Many businesses were on the ball. They realized immediately — long before the dot com era — that something significant had arrived.

This was a new medium that could replace books, magazines, newspapers, advertising circulars — anything in print — and update things in real time.

There was a land rush for Web domains early on. One consumer products firm went so far as to register domains for every skin condition or problem that one might think of.

The number of websites, commercial and personal, started to grow exponentially. But some companies — for example, mine — were confused about what this new thing was. I remember my CEO asking me “Where do I log in?” He imagined the Web as being some type of large BBS (Bulletin Board System). A closed environment that belonged to a single entity. But it was open, and that was a crucial point.

One Internet problem that I had to deal throughout the 1990s was bandwidth. My CEO was, to put it gently, cost conscious. So the entire company shared a single 9600 baud modem for a while. I had a firm of about 20 people on a single 9600 baud line. That one line had to carry email, web browsing, FTP downloads, everything for the entire company.

The topper was that my little brother, Kenneth, asked me to put some of his company's traffic on the same 9600 baud line. I rarely refused Kenneth anything but I had to say no to that. As a footnote, it's my understanding that Kenneth was the engineer who later designed the Amazon Kindle.

Around the middle of the 1990s I purchased a book for my CEO about the Internet. I told him that we needed to shift our business models to include it. He didn't listen to me. I found the book lying on the floor one day and took it back. My company was dead a few years later.

That story, the story of my company's death, is ironic. We leased space in our building to other firms. If I remember correctly, Bob Rieger's Internet company Netcom was one of our tenants for a while. I inherited their first machine, Netcom-1, and used it as a network server. Netcom subsequently became MindSpring and EarthLink. Rieger ended up wealthy. My firm did many interesting things but it didn't change with the times. So in the Internet age it is less than dust. Nobody remembers the dead company today.

Question E.

The Web, as in a decentralized hypertext framework, is arguably the most important development in the history of the Internet from the perspective of significant changes to society.

Question F.

People have more freedom today, in general, than they would have had if the Internet, and the Web in particular, had not come along.

Questions B and G.

It's easy to think of problems related to the Internet. But the positives outweigh the negatives. Most importantly, in the decades to come, the Internet will play an important role in preserving whatever freedom remains in a number of countries around the world.

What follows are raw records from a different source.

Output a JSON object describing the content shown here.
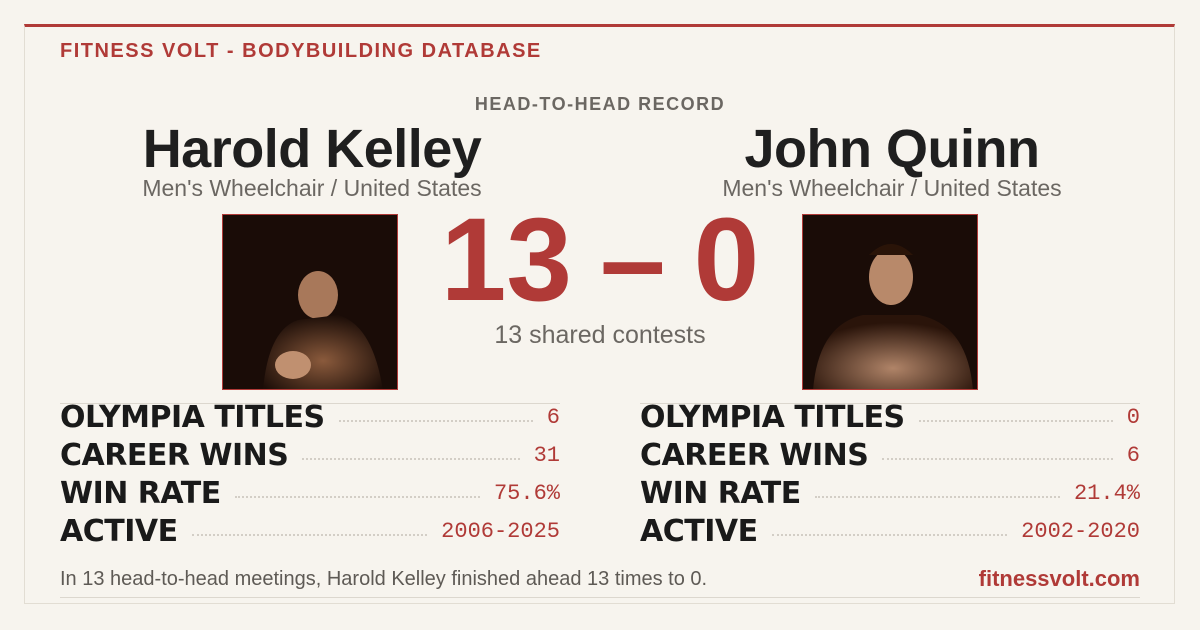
{
  "header": {
    "brand": "FITNESS VOLT - BODYBUILDING DATABASE",
    "title": "HEAD-TO-HEAD RECORD"
  },
  "athletes": [
    {
      "name": "Harold Kelley",
      "division": "Men's Wheelchair / United States",
      "stats": [
        {
          "label": "OLYMPIA TITLES",
          "value": "6"
        },
        {
          "label": "CAREER WINS",
          "value": "31"
        },
        {
          "label": "WIN RATE",
          "value": "75.6%"
        },
        {
          "label": "ACTIVE",
          "value": "2006-2025"
        }
      ]
    },
    {
      "name": "John Quinn",
      "division": "Men's Wheelchair / United States",
      "stats": [
        {
          "label": "OLYMPIA TITLES",
          "value": "0"
        },
        {
          "label": "CAREER WINS",
          "value": "6"
        },
        {
          "label": "WIN RATE",
          "value": "21.4%"
        },
        {
          "label": "ACTIVE",
          "value": "2002-2020"
        }
      ]
    }
  ],
  "score": {
    "left": "13",
    "separator": "–",
    "right": "0",
    "caption": "13 shared contests"
  },
  "footer": {
    "summary": "In 13 head-to-head meetings, Harold Kelley finished ahead 13 times to 0.",
    "site": "fitnessvolt.com"
  }
}
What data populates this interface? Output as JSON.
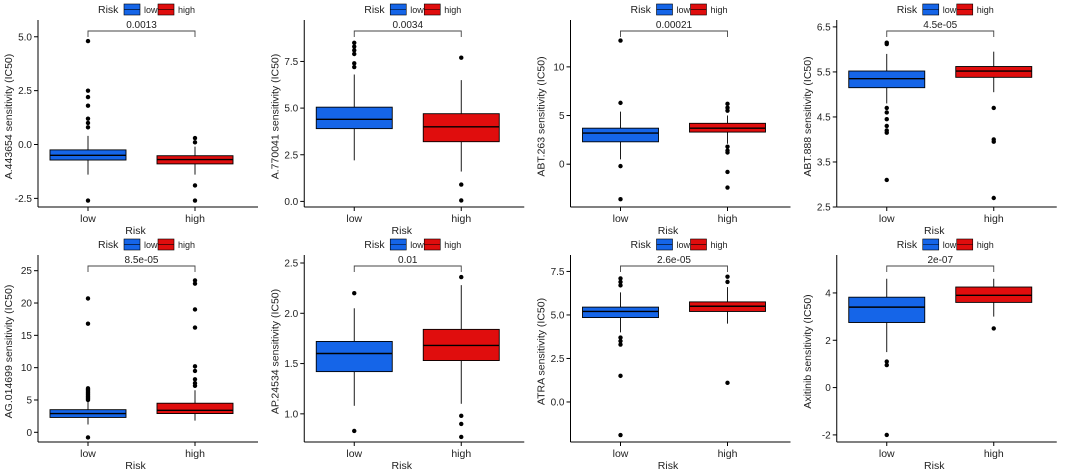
{
  "colors": {
    "low": "#1565e8",
    "high": "#e00d0d",
    "axis": "#000000",
    "text": "#222222"
  },
  "chart_data": [
    {
      "type": "box",
      "legend_title": "Risk",
      "groups": [
        "low",
        "high"
      ],
      "xlabel": "Risk",
      "ylabel": "A.443654 sensitivity (IC50)",
      "ylim": [
        -2.9,
        5.5
      ],
      "yticks": [
        -2.5,
        0,
        2.5,
        5
      ],
      "ytick_labels": [
        "-2.5",
        "0.0",
        "2.5",
        "5.0"
      ],
      "pvalue": "0.0013",
      "boxes": [
        {
          "group": "low",
          "q1": -0.72,
          "median": -0.5,
          "q3": -0.25,
          "wlo": -1.4,
          "whi": 0.4,
          "outliers": [
            4.8,
            2.5,
            2.2,
            1.8,
            1.2,
            1.0,
            0.8,
            -2.6
          ]
        },
        {
          "group": "high",
          "q1": -0.9,
          "median": -0.7,
          "q3": -0.52,
          "wlo": -1.4,
          "whi": -0.1,
          "outliers": [
            0.3,
            0.1,
            -1.9,
            -2.6
          ]
        }
      ]
    },
    {
      "type": "box",
      "legend_title": "Risk",
      "groups": [
        "low",
        "high"
      ],
      "xlabel": "Risk",
      "ylabel": "A.770041 sensitivity (IC50)",
      "ylim": [
        -0.3,
        9.4
      ],
      "yticks": [
        0,
        2.5,
        5,
        7.5
      ],
      "ytick_labels": [
        "0.0",
        "2.5",
        "5.0",
        "7.5"
      ],
      "pvalue": "0.0034",
      "boxes": [
        {
          "group": "low",
          "q1": 3.9,
          "median": 4.4,
          "q3": 5.05,
          "wlo": 2.2,
          "whi": 6.8,
          "outliers": [
            8.5,
            8.3,
            8.1,
            7.9,
            7.4,
            7.2
          ]
        },
        {
          "group": "high",
          "q1": 3.2,
          "median": 4.0,
          "q3": 4.7,
          "wlo": 1.6,
          "whi": 6.5,
          "outliers": [
            7.7,
            0.9,
            0.05
          ]
        }
      ]
    },
    {
      "type": "box",
      "legend_title": "Risk",
      "groups": [
        "low",
        "high"
      ],
      "xlabel": "Risk",
      "ylabel": "ABT.263 sensitivity (IC50)",
      "ylim": [
        -4.4,
        14.2
      ],
      "yticks": [
        0,
        5,
        10
      ],
      "ytick_labels": [
        "0",
        "5",
        "10"
      ],
      "pvalue": "0.00021",
      "boxes": [
        {
          "group": "low",
          "q1": 2.3,
          "median": 3.2,
          "q3": 3.7,
          "wlo": 0.5,
          "whi": 5.4,
          "outliers": [
            12.7,
            6.3,
            -0.2,
            -3.6
          ]
        },
        {
          "group": "high",
          "q1": 3.3,
          "median": 3.7,
          "q3": 4.2,
          "wlo": 2.1,
          "whi": 5.0,
          "outliers": [
            6.2,
            5.8,
            5.5,
            1.8,
            1.4,
            1.2,
            -0.8,
            -2.4
          ]
        }
      ]
    },
    {
      "type": "box",
      "legend_title": "Risk",
      "groups": [
        "low",
        "high"
      ],
      "xlabel": "Risk",
      "ylabel": "ABT.888 sensitivity (IC50)",
      "ylim": [
        2.5,
        6.52
      ],
      "yticks": [
        2.5,
        3.5,
        4.5,
        5.5,
        6.5
      ],
      "ytick_labels": [
        "2.5",
        "3.5",
        "4.5",
        "5.5",
        "6.5"
      ],
      "pvalue": "4.5e-05",
      "boxes": [
        {
          "group": "low",
          "q1": 5.15,
          "median": 5.35,
          "q3": 5.52,
          "wlo": 4.8,
          "whi": 5.9,
          "outliers": [
            6.15,
            6.12,
            4.7,
            4.6,
            4.45,
            4.3,
            4.2,
            4.15,
            3.1
          ]
        },
        {
          "group": "high",
          "q1": 5.38,
          "median": 5.52,
          "q3": 5.62,
          "wlo": 5.05,
          "whi": 5.95,
          "outliers": [
            4.7,
            4.0,
            3.95,
            2.7
          ]
        }
      ]
    },
    {
      "type": "box",
      "legend_title": "Risk",
      "groups": [
        "low",
        "high"
      ],
      "xlabel": "Risk",
      "ylabel": "AG.014699 sensitivity (IC50)",
      "ylim": [
        -1.5,
        26.5
      ],
      "yticks": [
        0,
        5,
        10,
        15,
        20,
        25
      ],
      "ytick_labels": [
        "0",
        "5",
        "10",
        "15",
        "20",
        "25"
      ],
      "pvalue": "8.5e-05",
      "boxes": [
        {
          "group": "low",
          "q1": 2.3,
          "median": 2.9,
          "q3": 3.5,
          "wlo": 1.2,
          "whi": 4.8,
          "outliers": [
            20.7,
            16.8,
            6.8,
            6.6,
            6.4,
            6.2,
            6.0,
            5.8,
            5.6,
            5.4,
            5.2,
            5.0,
            -0.8
          ]
        },
        {
          "group": "high",
          "q1": 2.9,
          "median": 3.4,
          "q3": 4.5,
          "wlo": 1.8,
          "whi": 6.5,
          "outliers": [
            23.5,
            23.0,
            19.0,
            16.2,
            10.2,
            9.5,
            8.2,
            7.6,
            7.2
          ]
        }
      ]
    },
    {
      "type": "box",
      "legend_title": "Risk",
      "groups": [
        "low",
        "high"
      ],
      "xlabel": "Risk",
      "ylabel": "AP.24534 sensitivity (IC50)",
      "ylim": [
        0.72,
        2.52
      ],
      "yticks": [
        1.0,
        1.5,
        2.0,
        2.5
      ],
      "ytick_labels": [
        "1.0",
        "1.5",
        "2.0",
        "2.5"
      ],
      "pvalue": "0.01",
      "boxes": [
        {
          "group": "low",
          "q1": 1.42,
          "median": 1.6,
          "q3": 1.72,
          "wlo": 1.08,
          "whi": 2.05,
          "outliers": [
            2.2,
            0.83
          ]
        },
        {
          "group": "high",
          "q1": 1.53,
          "median": 1.68,
          "q3": 1.84,
          "wlo": 1.1,
          "whi": 2.28,
          "outliers": [
            2.36,
            0.98,
            0.9,
            0.77
          ]
        }
      ]
    },
    {
      "type": "box",
      "legend_title": "Risk",
      "groups": [
        "low",
        "high"
      ],
      "xlabel": "Risk",
      "ylabel": "ATRA sensitivity (IC50)",
      "ylim": [
        -2.3,
        8.1
      ],
      "yticks": [
        0,
        2.5,
        5,
        7.5
      ],
      "ytick_labels": [
        "0.0",
        "2.5",
        "5.0",
        "7.5"
      ],
      "pvalue": "2.6e-05",
      "boxes": [
        {
          "group": "low",
          "q1": 4.85,
          "median": 5.2,
          "q3": 5.45,
          "wlo": 4.0,
          "whi": 6.3,
          "outliers": [
            7.1,
            6.9,
            6.7,
            3.7,
            3.5,
            3.3,
            1.5,
            -1.9
          ]
        },
        {
          "group": "high",
          "q1": 5.2,
          "median": 5.5,
          "q3": 5.75,
          "wlo": 4.5,
          "whi": 6.6,
          "outliers": [
            7.2,
            6.9,
            1.1
          ]
        }
      ]
    },
    {
      "type": "box",
      "legend_title": "Risk",
      "groups": [
        "low",
        "high"
      ],
      "xlabel": "Risk",
      "ylabel": "Axitinib sensitivity (IC50)",
      "ylim": [
        -2.3,
        5.35
      ],
      "yticks": [
        -2,
        0,
        2,
        4
      ],
      "ytick_labels": [
        "-2",
        "0",
        "2",
        "4"
      ],
      "pvalue": "2e-07",
      "boxes": [
        {
          "group": "low",
          "q1": 2.75,
          "median": 3.4,
          "q3": 3.82,
          "wlo": 1.5,
          "whi": 4.6,
          "outliers": [
            1.1,
            0.95,
            -2.0
          ]
        },
        {
          "group": "high",
          "q1": 3.6,
          "median": 3.9,
          "q3": 4.25,
          "wlo": 3.0,
          "whi": 4.6,
          "outliers": [
            2.5
          ]
        }
      ]
    }
  ]
}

Additionally, the Internet has facilitated the growth of the Open Source movement, a movement that is likely to transform parts of society for the better.

To sum things up:

The Internet has made it possible not only for anybody to be heard, through the Web, but for people to build associations, projects, and communities with others around the world with ease. It's one of the most important changes that's happened in society over the past half century.